25 Mars: Annonciation

21 mars 2020 | Messes du Sanctoral

Commentaires des pièces de cette messe par Dom Baron.

Pourquoi l’ange demande-t-il le consentement de cette jeune fille de quinze ans ? Qu’a-t-elle donc qui lui donne autorité pour représenter les hommes en cette affaire capitale ? Extérieurement, rien. Intérieurement, tout. Dieu en effet, de toute éternité, l’a prédestinée à être la mère du Christ et, en lui, spirituellement, la mère de tous les hommes. Ainsi, habilitée par Dieu lui-même, elle peut à bon droit donner le consentement de tous ses fils.

INTROÏT Vultum tuum

« Ton visage ils le chercheront, tous les puissants du peuple, on amènera au Roi des vierges après elle. Ses proches te seront présentées dans la joie et l’exultation. Il a chanté, mon cœur, un chant merveilleux. Je vais dire moi-même mon œuvre au Roi. » Ps 44, 13

Le psaume 44 est le cantique nuptial du Christ et de l’Eglise. Les versets qui forment ici l’antienne de l’introït sont extraits de la réplique de l’ami de l’Epoux à l’Epouse mais, dans le cadre liturgique de l’Annonciation, ils prennent un sens quelque peu différent. Ils sont le compliment de l’Eglise au Christ qui vient d’être conçu ou à sa mère qui vient de le concevoir.

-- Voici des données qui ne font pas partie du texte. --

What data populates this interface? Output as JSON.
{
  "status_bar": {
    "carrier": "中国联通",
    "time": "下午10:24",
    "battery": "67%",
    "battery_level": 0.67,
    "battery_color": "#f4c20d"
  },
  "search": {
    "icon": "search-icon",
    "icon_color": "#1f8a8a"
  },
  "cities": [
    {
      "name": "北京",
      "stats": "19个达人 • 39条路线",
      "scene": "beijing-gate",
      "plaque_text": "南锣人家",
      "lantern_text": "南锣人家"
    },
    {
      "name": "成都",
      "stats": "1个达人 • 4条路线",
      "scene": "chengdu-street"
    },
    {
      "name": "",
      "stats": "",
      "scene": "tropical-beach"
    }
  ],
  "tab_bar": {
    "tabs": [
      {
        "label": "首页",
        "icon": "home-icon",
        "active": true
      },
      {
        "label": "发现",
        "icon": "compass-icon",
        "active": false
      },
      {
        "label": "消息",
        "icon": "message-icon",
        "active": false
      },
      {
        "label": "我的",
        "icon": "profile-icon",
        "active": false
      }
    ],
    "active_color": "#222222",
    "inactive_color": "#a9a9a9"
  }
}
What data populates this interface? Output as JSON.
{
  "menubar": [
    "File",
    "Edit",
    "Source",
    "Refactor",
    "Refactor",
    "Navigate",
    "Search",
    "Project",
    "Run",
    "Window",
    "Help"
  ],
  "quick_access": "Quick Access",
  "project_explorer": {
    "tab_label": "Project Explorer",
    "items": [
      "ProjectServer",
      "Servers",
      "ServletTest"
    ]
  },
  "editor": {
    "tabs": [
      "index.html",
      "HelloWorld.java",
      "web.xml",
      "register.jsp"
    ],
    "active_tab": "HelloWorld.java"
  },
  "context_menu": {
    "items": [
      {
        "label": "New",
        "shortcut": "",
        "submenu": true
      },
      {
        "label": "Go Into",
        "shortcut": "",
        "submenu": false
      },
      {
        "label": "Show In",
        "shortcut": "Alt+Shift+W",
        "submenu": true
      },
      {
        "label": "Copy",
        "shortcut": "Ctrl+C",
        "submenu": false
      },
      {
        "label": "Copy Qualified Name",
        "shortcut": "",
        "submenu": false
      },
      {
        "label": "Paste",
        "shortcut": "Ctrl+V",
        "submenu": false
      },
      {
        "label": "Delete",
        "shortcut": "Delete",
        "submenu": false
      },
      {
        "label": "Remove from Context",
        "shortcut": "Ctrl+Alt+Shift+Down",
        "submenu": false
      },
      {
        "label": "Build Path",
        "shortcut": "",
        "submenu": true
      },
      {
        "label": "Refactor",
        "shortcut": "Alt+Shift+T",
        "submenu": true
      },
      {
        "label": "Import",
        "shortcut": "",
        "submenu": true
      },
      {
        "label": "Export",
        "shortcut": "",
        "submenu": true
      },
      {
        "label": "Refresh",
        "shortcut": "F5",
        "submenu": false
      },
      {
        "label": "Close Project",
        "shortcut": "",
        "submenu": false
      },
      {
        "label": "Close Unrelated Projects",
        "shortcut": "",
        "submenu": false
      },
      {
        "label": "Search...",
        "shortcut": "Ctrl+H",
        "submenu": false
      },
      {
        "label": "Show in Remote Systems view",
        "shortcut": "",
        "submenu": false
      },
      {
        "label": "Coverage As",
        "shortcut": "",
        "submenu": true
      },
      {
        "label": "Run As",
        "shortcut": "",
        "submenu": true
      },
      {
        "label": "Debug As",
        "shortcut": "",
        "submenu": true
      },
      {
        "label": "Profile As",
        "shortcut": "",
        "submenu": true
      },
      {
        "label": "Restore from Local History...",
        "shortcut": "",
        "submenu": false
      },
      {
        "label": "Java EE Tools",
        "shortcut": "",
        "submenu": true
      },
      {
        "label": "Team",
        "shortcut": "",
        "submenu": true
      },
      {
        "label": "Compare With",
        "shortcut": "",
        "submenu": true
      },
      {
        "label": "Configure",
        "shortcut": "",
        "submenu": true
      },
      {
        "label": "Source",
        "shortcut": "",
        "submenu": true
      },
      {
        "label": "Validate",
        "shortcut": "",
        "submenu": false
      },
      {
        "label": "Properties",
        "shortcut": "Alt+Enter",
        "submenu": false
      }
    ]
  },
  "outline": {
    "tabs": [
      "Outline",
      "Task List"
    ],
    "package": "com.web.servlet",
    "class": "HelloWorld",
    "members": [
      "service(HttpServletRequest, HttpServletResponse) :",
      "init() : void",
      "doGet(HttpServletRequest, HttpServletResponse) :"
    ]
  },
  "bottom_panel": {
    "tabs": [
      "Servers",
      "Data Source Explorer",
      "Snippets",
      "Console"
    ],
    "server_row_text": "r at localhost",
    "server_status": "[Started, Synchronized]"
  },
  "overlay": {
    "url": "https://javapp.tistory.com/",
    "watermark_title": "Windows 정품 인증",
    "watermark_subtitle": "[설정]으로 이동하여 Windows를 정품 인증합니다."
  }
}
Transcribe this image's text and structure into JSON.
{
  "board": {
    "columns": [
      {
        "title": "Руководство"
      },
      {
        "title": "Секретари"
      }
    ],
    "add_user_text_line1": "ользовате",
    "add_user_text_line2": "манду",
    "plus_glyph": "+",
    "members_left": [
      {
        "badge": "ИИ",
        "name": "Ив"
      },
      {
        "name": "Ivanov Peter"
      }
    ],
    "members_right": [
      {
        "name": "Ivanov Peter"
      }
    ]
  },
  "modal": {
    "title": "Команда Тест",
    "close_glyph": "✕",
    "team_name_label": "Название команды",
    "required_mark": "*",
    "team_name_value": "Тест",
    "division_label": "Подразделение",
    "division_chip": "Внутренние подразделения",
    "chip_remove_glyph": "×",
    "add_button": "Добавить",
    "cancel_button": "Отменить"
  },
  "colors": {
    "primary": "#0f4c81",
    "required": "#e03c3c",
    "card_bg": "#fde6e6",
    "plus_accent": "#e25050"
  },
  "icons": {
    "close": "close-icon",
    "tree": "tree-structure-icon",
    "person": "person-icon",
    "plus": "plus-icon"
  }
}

A l’un ou à l’autre, car ils peuvent être interprétés dans les deux sens.

GRADUEL Diffusa est

« Elle est répandue, la grâce, sur tes lèvres. A cause de cela, le Seigneur t’a bénie à jamais. A cause de ta fidélité et de ta douceur et de ta sainteté (tu as été choisie). Elle te conduira merveilleusement, ta main. » Ps 44, 3

Ici encore, on ne saurait préciser à qui ces paroles s’adressent : ou au Christ pour célébrer l’éternelle louange du Père qu’il commence dans le sein de Notre Dame, sa fidélité, sa douceur, sa justice et la merveilleuse destinée où sa droite le conduira ; ou à Notre Dame qui vient de dire les paroles si riches de l’Ecce ancilla Dómini et du fiat, et qui, elle aussi, bénie dans les siècles, s’en va vers sa destinée triomphale, fidèle, douce et sainte.

ALLELUIA Ave Maria gratia plena

C’est le salut de l’ange. A cette louange divine, qui dépasse tout, l’Eglise mêle la sienne et la fait monter vers Notre Dame comme l’hommage le plus parfait à sa sainteté et à sa maternité divine.

L’original de la mélodie est l’Alleluia Eripe me du IXe dimanche après la Pentecôte. L’adaptation n’en est cependant pas très heureuse. L’Ave Maria est une salutation joyeuse, et Eripe me la prière d’une âme accablée ; la mélodie, lourde et plaintive par elle-même, ne saurait exprimer la joie délicate et profonde du salut angélique. Cet Ave Maria n’est beau que chanté en supplication humble.